Dr. Jack Abbot moved through Pittsburgh Trauma Medical Center like he moved through a battlefield years ago, measured, observant, unshaken.
The kind of doctor who didn’t raise his voice because he didn’t have to. When things spiraled, he slowed down. When others panicked, he anchored.
“Tell me again,” he said dryly, finishing a neat row of sutures on a teenage boy’s forehead, “what part of ‘don’t skateboard off a staircase’ sounded negotiable?”
The teen winced. “It looked cool on YouTube.”
“Gravity doesn’t care about YouTube,” Jack replied, tying off the final stitch with battlefield precision.
Behind him, Dr. Robby Robinavich snorted quietly while reviewing labs at the central desk.
“You’re getting soft, Abbot,” Robby said without looking up. “That was practically paternal.”
“I save my harsh speeches for people with fully developed frontal lobes,” Jack shot back, peeling off his gloves.
The nurses nearby hid smiles. It was a regular shift. Controlled chaos. Controlled teaching. Controlled banter. Jack thrived in that balance.

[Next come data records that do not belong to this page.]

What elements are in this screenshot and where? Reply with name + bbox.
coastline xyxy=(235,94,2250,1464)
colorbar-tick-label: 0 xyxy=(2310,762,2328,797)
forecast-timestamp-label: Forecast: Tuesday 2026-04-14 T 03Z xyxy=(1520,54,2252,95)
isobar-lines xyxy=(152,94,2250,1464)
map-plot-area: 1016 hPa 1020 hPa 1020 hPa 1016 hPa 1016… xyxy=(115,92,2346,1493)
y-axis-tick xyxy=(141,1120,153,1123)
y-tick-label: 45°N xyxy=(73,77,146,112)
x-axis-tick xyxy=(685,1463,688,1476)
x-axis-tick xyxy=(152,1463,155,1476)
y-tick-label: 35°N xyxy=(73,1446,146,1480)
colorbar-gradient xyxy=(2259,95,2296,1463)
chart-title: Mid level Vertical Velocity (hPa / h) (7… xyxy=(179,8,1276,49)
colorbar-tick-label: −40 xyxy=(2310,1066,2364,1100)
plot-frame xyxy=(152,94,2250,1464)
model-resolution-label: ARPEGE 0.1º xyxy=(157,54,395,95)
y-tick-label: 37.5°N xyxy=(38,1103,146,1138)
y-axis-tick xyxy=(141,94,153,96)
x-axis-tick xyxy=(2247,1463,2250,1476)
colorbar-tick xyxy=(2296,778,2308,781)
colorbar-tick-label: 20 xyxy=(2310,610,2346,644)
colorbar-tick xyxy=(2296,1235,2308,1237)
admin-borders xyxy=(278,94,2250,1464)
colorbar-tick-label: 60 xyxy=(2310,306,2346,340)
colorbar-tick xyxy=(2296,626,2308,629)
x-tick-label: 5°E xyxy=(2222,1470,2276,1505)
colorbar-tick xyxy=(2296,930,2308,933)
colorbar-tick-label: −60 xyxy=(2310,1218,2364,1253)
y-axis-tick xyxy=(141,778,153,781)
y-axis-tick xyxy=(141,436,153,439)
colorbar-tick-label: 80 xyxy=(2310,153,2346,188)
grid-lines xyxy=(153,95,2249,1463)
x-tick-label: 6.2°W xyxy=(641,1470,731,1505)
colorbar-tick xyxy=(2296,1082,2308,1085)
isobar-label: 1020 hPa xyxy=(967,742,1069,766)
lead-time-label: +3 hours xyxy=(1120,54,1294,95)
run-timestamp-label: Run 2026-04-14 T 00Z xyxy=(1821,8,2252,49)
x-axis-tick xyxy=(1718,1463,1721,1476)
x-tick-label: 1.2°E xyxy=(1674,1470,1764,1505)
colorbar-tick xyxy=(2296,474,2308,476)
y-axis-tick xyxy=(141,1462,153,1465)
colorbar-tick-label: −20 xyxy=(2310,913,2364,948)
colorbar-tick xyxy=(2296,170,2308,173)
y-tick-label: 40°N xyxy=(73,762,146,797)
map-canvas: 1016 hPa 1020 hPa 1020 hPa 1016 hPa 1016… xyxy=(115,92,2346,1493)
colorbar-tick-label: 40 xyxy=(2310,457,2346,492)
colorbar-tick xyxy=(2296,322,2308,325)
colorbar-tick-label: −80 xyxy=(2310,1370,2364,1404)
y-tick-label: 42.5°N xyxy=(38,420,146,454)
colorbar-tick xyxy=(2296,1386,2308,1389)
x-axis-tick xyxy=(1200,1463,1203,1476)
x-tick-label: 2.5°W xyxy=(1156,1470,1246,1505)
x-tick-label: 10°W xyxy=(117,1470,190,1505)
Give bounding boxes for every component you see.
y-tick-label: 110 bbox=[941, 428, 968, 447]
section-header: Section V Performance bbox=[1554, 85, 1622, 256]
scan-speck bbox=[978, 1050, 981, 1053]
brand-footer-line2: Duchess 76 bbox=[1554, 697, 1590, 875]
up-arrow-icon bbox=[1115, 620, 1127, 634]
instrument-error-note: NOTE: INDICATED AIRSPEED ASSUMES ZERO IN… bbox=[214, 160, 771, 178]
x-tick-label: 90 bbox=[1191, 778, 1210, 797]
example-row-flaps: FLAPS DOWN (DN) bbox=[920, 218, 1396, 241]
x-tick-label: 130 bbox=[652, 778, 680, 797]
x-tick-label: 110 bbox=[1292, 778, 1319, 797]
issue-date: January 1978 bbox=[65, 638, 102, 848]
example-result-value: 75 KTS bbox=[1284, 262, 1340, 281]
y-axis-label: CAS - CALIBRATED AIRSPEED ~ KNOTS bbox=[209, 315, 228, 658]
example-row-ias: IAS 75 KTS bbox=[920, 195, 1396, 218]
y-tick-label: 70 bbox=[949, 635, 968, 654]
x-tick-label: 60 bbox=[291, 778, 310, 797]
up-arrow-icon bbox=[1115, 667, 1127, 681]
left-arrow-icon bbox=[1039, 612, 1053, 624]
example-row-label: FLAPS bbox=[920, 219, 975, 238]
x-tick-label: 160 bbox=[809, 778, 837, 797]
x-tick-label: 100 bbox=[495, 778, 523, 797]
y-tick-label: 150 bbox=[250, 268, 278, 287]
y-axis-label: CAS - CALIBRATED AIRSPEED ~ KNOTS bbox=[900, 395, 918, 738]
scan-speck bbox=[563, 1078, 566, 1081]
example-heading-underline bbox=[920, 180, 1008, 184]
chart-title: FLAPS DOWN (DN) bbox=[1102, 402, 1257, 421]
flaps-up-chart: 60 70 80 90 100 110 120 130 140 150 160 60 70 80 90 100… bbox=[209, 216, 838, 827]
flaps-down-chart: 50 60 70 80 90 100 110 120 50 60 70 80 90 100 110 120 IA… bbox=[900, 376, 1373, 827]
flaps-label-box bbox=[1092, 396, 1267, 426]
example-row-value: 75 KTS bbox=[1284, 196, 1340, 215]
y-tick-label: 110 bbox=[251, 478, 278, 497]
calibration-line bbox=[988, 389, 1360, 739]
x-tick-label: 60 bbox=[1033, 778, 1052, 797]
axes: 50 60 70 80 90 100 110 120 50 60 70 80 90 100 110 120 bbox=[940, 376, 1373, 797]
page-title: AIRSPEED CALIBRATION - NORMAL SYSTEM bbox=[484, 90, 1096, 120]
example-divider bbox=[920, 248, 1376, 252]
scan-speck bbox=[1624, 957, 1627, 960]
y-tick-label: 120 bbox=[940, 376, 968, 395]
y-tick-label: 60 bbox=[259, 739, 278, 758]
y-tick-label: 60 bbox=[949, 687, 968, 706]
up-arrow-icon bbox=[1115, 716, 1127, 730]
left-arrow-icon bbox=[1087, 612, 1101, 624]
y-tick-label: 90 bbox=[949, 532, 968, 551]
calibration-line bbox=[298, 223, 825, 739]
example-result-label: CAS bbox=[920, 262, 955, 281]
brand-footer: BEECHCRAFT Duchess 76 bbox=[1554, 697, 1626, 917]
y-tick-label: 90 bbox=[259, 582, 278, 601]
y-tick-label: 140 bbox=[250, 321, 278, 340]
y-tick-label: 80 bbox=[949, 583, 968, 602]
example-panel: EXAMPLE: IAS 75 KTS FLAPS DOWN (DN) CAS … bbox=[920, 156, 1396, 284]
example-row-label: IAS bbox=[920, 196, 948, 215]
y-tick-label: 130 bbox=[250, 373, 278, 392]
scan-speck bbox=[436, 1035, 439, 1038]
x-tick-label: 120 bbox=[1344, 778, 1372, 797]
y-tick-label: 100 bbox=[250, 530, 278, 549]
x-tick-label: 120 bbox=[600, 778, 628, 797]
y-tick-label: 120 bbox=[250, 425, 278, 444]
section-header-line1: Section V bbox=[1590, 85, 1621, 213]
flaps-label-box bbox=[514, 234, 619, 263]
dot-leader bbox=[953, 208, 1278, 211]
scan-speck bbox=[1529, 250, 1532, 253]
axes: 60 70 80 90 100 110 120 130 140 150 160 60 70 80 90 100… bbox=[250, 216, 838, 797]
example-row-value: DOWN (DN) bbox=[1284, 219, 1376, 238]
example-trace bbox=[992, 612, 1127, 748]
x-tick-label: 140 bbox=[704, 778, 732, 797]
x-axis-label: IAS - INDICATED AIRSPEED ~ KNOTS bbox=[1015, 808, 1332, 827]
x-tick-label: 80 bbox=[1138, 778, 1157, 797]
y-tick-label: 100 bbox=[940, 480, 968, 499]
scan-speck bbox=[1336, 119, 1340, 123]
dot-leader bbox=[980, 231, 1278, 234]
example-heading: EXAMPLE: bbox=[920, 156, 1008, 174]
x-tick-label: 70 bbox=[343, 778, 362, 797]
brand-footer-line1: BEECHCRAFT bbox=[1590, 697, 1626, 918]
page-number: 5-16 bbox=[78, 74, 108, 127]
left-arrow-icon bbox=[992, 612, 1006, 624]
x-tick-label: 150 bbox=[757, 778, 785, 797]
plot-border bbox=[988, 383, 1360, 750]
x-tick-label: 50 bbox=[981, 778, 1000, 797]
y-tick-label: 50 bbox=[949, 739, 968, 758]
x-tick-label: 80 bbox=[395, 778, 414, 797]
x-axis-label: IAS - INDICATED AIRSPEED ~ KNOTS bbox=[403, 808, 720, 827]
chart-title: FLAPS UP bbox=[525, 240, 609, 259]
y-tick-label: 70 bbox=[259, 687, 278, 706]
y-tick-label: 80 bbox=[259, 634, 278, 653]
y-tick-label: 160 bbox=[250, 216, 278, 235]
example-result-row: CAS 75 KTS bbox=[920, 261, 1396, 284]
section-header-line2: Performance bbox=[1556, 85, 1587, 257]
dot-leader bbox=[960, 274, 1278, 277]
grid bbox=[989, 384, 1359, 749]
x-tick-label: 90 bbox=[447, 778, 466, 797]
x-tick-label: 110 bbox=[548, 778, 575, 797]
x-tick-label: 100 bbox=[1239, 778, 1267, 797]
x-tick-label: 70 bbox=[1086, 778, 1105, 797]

He handed discharge instructions to the teen’s mother, offered a steadying look that reassured more than words could, then stepped back into the main corridor.
Another chart was waiting. He picked it up absentmindedly, already scanning for mechanism of injury.
Room 005. Name: {{user}} Abbot. He kept walking. Two steps. Three. His brain processed the name. Stopped. He looked down again. {{user}} Abbot. His child.
The air shifted. It was subtle, but for a man trained to read the smallest environmental changes, it was seismic. He read the name a third time, as if repetition might rearrange the letters into coincidence.
It didn’t.
The ER noise dulled to a low hum in his ears. He didn’t read the chief complaint. Didn’t scan triage notes. His mind, so disciplined, so trained against worst-case spirals, betrayed him instantly. Car accident. Internal bleed. Head trauma. Collapsed lung.
His pulse kicked hard against his ribs. Jack was already moving. Fast. He rounded a gurney too quickly, barely registering the nurse who stepped aside. Room 005.
Every war zone he’d survived had prepared him for loss. But nothing prepared a father for the possibility of it. He reached the door and then he pushed it open.